Publicidade
Cotidiano
Notícias

Vereador denuncia possível desvio de verba no município de Maués

Luís Carlos Dinelli (PV) diz que levará ao Ministério Público do Estado indícios de que recursos para construção de feira teriam sido desviados 25/01/2016 às 20:52
Show 1
Maués fica localizada na margem direita do rio Maués-Açu
Oswaldo Neto Manaus (AM)

A demora na execução de um convênio firmado entre a prefeitura de Maués e o Governo Federal para a construção de uma feira urbana tem acendido a suspeita de desvio de verba no município.  O montante envolvido chega a R$ 1 milhão. A acusação vem de vereadores contra o atual prefeito da cidade, Raimundo Carlos Goés Pinheiro (PT). A Prefeitura de Maués nega a acusação de desvio de recursos públicos.

No dia 31 de dezembro de 2014 iniciou a vigência de um convênio no valor de R$ 1 milhão para a construção de uma feira municipal na área urbana de Maués. De acordo com informações do portal da transparência da Controladoria-Geral da União, metade do valor foi liberado, ou seja, R$ 500 mil. No entanto, apesar do convênio indicar a execução das obras, parlamentares afirmam que nem o terreno onde a feira deveria ser instalada foi sequer escolhido pela prefeitura do município.

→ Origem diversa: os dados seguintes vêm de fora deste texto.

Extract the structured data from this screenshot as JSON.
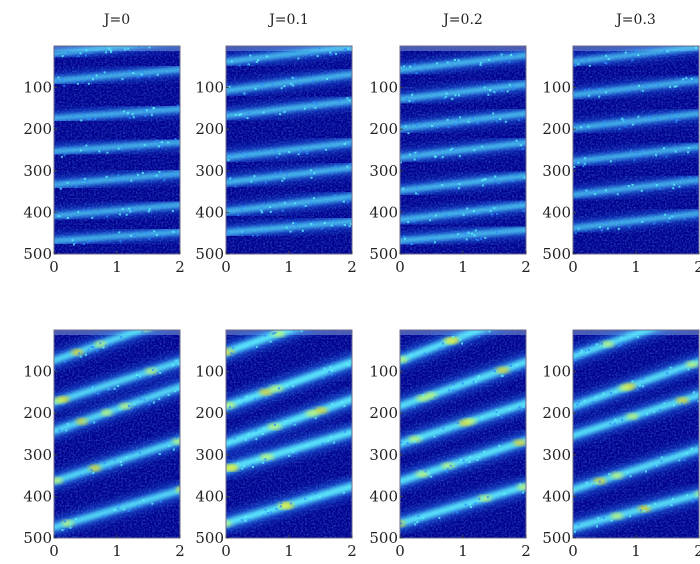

De acordo com o vereador Luís Carlos Dinelli (PV), desde o ano passado a Câmara de Maués tem aguardado o cumprimento das determinações previstas no convênio. “Esperamos a questão das licenças ambientais, a locação do espaço para instalação dessa feira, mas um ano se passou e nada foi feito”, disse ele.

Ainda segundo ele, após denúncias realizadas em uma página de internet em Maués, houve a surpresa de uma ONG chamada “Nymuendaju” ser a ganhadora do processo licitatório para as obras da feira.

O despacho foi publicado na última segunda-feira (25) na edição 1526 do Diário Oficial dos Municípios do Amazonas. Além da feira, a ONG foi ganhadora de outros três procedimentos voltados para ampliação de postos de saúde em áreas rurais.  

Segundo Dinelli, a entidade não tem corpo técnico para executar a obra da feira. “Acho eu que eles nem têm condições de fazer essa obra. Estive buscando informações, e pelo que vi, ela não se encaixa nesse perfil de construção, pois elabora projetos que atendam comunidades rurais e não instituições públicas”, avaliou.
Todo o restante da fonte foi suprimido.